Les  candidats américains sont faits et défaits en fonction des dons de gros donateurs privés : c’est un secret de polichinelle. Ce qui est moins souvent analysé, en revanche, ce sont les différences entre les donateurs du parti Républicain et ceux du parti Démocrate, et leurs intérêts divergents. Si les deux partis sont reliés dans nos imaginaires à une frange de la population américaine, il serait illusoire de penser qu’ils défendent réellement les intérêts de cette population.

Il serait plus juste de considérer les élections américaines comme un moment d’affrontement entre deux fractions de la bourgeoisie aux intérêts divergents.

La classe capitaliste, l’entente dans la division

S’il est tentant de se représenter la classe capitaliste comme un groupe d’initiés complotant d’une seule voix pour gouverner le monde, la réalité est évidemment plus complexe. Le monde du capital recouvre de nombreux intérêts divergents, entre les fonds d’investissements, les grands trusts immobiliers et les groupes industriels.

Malgré ces clivages, ceux-ci s’entendent sur les règles du jeu, les élections, qui permettent à une fraction de l’économie capitaliste de définir la stratégie pour les quatre prochaines années. Cette entente montre bien le rôle que joue l’État dans une économie capitaliste : il est un instrument au service de la classe possédante pour assurer son hégémonie.
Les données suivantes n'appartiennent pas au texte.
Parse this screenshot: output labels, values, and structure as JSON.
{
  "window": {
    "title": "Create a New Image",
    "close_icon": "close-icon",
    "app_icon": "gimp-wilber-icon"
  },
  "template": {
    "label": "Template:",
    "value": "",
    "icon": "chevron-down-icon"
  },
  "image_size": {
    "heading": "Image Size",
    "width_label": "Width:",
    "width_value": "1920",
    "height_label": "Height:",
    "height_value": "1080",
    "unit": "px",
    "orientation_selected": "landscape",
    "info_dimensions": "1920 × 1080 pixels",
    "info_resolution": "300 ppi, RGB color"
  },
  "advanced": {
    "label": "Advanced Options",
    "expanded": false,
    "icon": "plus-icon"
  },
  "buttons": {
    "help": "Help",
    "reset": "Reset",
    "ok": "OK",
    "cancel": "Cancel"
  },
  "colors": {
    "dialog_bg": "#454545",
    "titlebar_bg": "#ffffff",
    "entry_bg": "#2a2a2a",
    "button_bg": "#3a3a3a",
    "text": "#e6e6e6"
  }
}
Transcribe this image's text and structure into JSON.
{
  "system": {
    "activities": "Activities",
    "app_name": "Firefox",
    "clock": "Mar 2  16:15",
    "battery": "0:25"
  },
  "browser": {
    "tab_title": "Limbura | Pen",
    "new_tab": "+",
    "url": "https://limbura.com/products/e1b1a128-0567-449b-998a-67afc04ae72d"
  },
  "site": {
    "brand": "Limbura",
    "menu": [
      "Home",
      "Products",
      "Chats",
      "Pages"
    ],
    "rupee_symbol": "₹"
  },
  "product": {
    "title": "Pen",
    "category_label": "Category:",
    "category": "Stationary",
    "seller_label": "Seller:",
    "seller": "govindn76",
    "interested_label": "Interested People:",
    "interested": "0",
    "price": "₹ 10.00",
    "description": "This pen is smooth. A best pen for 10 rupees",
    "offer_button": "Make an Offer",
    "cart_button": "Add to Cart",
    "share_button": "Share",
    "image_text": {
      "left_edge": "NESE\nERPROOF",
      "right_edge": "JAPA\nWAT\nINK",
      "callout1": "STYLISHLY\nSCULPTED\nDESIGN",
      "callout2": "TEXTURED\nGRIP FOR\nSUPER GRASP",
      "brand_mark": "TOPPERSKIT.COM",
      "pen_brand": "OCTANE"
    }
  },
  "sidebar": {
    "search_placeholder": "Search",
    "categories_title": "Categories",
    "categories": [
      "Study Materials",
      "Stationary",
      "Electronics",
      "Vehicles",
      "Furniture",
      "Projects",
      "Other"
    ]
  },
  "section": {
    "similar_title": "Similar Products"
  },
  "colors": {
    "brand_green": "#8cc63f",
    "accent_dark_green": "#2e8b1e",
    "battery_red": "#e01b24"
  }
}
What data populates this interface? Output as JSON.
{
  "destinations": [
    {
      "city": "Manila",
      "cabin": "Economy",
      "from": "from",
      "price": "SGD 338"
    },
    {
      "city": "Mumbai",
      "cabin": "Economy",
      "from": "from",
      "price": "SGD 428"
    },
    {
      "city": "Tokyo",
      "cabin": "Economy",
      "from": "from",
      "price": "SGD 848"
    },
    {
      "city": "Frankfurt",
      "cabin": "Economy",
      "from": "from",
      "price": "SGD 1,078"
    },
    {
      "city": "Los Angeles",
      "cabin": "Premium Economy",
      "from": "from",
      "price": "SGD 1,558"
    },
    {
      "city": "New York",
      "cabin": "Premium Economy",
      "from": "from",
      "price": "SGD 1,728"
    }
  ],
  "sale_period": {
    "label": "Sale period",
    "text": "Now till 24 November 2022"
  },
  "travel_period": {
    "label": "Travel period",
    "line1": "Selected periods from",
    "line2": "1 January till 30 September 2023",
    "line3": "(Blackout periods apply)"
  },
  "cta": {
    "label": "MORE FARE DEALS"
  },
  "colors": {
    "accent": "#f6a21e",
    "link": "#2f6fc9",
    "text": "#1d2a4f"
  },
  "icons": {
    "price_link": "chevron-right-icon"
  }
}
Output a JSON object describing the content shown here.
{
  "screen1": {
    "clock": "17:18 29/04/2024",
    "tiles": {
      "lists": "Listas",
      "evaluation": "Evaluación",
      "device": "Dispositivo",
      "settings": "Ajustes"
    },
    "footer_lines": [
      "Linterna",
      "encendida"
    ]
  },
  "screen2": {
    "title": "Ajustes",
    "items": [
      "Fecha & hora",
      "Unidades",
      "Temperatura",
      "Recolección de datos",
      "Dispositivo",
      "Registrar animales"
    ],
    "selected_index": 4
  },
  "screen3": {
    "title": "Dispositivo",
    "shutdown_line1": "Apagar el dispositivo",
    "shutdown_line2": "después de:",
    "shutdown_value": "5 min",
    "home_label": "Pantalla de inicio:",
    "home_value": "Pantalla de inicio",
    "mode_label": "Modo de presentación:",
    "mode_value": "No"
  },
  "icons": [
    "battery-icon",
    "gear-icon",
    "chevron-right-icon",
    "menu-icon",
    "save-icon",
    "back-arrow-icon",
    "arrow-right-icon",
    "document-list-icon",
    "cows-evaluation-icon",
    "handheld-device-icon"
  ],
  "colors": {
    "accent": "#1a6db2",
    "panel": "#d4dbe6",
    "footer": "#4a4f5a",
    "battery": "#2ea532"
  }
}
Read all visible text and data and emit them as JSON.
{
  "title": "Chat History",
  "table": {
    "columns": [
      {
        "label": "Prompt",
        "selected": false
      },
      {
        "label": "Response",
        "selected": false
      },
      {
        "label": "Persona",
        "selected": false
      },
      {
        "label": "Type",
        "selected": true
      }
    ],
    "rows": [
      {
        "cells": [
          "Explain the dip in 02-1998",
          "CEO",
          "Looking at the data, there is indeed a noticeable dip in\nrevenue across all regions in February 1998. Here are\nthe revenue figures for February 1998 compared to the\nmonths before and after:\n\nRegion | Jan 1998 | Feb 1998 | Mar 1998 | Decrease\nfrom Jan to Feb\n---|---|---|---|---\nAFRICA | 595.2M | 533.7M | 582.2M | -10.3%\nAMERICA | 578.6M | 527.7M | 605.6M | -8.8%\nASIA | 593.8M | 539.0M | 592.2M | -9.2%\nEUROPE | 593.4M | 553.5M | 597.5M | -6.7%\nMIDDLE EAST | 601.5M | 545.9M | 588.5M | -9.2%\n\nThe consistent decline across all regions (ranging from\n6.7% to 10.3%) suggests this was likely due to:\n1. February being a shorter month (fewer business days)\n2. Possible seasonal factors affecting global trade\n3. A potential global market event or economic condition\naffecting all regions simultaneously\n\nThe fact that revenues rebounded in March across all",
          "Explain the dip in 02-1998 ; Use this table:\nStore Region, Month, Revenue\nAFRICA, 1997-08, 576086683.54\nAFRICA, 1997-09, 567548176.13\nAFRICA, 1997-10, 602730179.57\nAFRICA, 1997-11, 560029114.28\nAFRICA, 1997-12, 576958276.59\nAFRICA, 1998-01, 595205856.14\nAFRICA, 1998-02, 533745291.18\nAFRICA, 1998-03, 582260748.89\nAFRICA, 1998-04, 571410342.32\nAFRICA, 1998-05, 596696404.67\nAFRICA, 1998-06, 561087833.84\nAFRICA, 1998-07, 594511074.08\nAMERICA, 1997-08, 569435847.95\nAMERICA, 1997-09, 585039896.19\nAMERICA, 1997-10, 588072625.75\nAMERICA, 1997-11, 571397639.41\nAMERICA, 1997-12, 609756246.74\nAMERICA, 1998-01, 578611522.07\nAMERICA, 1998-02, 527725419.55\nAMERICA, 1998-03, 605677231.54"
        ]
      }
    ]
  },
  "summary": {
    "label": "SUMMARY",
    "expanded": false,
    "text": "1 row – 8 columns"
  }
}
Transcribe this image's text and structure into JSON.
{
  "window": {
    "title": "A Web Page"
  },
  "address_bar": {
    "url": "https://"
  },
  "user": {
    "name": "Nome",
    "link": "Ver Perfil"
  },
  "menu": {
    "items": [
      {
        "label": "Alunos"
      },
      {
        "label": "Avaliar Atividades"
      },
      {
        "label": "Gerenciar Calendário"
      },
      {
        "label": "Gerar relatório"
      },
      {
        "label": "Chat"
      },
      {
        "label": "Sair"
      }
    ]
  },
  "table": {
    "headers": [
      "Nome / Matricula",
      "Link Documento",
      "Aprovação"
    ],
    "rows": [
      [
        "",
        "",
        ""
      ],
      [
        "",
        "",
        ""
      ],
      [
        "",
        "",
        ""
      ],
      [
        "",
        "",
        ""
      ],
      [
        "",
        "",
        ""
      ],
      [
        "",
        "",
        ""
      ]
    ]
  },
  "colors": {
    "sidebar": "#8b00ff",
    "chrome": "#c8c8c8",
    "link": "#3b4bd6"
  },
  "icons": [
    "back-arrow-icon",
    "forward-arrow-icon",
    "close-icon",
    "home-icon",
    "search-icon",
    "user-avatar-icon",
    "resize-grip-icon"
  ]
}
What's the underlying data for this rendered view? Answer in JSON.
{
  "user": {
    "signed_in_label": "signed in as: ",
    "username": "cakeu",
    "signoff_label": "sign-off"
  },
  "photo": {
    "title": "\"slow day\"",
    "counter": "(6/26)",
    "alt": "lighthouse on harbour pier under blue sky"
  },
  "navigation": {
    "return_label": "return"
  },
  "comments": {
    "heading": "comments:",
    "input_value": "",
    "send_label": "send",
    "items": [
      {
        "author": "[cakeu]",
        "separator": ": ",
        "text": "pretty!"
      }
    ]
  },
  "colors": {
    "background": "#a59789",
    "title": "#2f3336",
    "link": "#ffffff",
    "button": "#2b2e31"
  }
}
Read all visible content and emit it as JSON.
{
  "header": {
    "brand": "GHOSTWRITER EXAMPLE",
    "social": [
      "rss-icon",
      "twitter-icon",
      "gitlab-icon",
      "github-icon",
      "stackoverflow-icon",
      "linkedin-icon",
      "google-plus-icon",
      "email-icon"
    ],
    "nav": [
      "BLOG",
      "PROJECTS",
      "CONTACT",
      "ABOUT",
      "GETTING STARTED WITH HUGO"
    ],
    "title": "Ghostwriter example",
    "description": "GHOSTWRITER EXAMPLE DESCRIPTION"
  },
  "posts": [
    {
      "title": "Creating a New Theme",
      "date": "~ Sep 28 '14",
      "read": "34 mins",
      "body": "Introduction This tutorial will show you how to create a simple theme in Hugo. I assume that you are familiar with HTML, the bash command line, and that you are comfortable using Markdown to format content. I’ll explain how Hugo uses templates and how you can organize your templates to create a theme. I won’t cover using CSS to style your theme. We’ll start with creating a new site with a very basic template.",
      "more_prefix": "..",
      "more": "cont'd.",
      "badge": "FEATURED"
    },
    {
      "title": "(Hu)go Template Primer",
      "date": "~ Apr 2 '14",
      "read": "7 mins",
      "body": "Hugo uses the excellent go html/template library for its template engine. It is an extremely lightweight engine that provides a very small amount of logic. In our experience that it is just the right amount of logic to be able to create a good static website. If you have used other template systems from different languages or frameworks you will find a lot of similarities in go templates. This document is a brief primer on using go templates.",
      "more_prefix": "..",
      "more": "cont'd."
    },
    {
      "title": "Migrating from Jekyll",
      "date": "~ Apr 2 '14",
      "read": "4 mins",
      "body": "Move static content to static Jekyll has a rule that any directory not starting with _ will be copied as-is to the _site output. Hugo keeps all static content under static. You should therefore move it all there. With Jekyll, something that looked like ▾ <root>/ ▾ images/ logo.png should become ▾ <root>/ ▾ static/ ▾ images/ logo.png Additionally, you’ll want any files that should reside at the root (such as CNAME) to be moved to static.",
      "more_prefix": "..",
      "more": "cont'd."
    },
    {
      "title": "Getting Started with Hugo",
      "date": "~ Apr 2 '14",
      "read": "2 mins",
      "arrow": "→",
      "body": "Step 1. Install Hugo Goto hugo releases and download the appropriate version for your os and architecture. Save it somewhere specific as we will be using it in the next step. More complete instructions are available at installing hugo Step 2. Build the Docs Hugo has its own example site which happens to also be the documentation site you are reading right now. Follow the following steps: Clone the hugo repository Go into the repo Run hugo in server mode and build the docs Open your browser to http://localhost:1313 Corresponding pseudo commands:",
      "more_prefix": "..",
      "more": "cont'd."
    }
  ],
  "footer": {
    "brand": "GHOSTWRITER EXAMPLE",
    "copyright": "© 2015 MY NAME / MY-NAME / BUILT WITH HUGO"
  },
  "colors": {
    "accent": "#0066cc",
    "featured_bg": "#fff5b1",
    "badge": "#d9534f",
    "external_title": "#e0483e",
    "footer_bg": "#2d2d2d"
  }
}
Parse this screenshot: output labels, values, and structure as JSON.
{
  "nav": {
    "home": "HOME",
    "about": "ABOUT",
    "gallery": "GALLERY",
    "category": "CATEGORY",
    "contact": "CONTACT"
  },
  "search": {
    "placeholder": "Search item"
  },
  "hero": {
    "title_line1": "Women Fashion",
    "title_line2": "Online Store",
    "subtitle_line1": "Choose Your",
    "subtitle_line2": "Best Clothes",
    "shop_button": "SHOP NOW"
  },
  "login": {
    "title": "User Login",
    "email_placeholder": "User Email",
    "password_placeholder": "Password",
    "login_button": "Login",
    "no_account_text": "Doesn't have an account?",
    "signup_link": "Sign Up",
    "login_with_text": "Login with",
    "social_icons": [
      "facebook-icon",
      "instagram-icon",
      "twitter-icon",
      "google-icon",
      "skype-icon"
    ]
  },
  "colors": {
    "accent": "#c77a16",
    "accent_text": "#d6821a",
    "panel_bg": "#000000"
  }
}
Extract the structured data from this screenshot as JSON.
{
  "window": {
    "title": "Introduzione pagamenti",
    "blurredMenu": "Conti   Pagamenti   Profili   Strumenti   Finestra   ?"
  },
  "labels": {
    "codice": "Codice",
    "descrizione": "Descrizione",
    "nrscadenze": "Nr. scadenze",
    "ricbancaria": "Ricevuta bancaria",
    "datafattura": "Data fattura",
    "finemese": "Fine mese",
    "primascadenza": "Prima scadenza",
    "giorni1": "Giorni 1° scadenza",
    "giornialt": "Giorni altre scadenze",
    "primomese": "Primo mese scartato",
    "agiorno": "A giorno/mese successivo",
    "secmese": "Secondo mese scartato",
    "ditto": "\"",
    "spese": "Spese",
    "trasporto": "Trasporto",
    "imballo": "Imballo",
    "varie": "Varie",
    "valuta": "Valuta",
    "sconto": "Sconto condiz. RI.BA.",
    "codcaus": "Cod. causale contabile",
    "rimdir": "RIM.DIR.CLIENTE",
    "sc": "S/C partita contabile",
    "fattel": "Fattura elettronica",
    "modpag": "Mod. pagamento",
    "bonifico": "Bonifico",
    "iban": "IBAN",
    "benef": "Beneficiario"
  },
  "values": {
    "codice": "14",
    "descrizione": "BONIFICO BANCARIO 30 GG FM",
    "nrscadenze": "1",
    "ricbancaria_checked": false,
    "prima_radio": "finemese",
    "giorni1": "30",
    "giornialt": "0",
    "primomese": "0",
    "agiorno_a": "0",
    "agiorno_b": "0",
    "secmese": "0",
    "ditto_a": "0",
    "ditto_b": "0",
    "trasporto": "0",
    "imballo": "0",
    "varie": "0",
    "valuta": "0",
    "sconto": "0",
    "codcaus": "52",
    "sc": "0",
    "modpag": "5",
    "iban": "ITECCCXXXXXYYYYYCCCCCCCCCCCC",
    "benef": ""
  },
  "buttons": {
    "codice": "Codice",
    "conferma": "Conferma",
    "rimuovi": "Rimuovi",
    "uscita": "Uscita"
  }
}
Ainsi, sous le couvert des partis Démocrates et Républicains, dans le mépris de leur électorat, ce sont en réalité les enjeux du capitalisme qui se jouent.

Finance contre économie réelle ?

Un examen attentif des 20 plus grands donateurs politiques permet de discerner une tendance. Tous ces gens sont milliardaires et sont évidemment des représentants éminents de la classe capitaliste. Cependant, leurs activités diffèrent. Prenons deux exemples.

Sur ces 20 donateurs, 10 sont issus du monde de la finance ; sept ont donné au parti démocrate et seulement trois au parti républicain. Inversement, les quatre donateurs issus du monde industriel ont exclusivement donné au parti républicain.

Il serait donc tentant de conclure que le parti républicain représente la dite « économie réelle » alors que le parti démocrate représente l’économie « fictive », mais ces catégories ne sont en fait pas suffisamment pertinentes pour décrire le capitalisme.

Une analyse marxiste de la finance

Considérer qu’il existerait une économie réelle qui créerait de la valeur, et une économie fictive qui serait parasitaire, reviendrait à être dans l’illusion fétichiste que le capitalisme est créateur de valeur. Marx nous a bien montré que seul le travail crée de la valeur, et que le capital, qu’il soit financier ou industriel, exploite les travailleurs.

Ainsi la finance n’est pas un secteur séparé de l’économie réelle, mais on peut la considérer comme la fraction supérieure du capital, qui, en tant qu’actionnaire, possède et contrôle la majorité des industries. Cette couche se caractérise par un détachement relatif à l’égard d’une branche particulière du capital puisque ses investissement peuvent facilement se déplacer d’un secteur à un autre.

Protectionnisme contre libre-échange

À cette fraction supérieure s’oppose une couche de capitalistes « entrepreneurs », qui sont impliqués dans la gestion de l’entreprise qu’ils ont souvent fondée ou qui leur a été transmise par leurs parents. Cette fraction est donc plus directement reliée aux intérêts du secteur dans lequel ils évoluent.

Ainsi, nos donateurs républicains industriels sont plus intéressés par le protectionnisme que propose Trump, afin de diminuer la concurrence étrangère et de pouvoir augmenter leurs prix. Au contraire, les acteurs de la finance vont préférer le libre-échange de Biden, qui va leur ouvrir plus de possibilités d’investissement et de valorisation du capital.

Ne soyons pas dupes pour autant : si le protectionnisme peut attirer quelques sympathies en étant associé à la période fordiste, celui-ci s’accompagne nécessairement de politiques impérialistes, qui lui permettent de s’accaparer les ressources nécessaires à une production « autarcique ».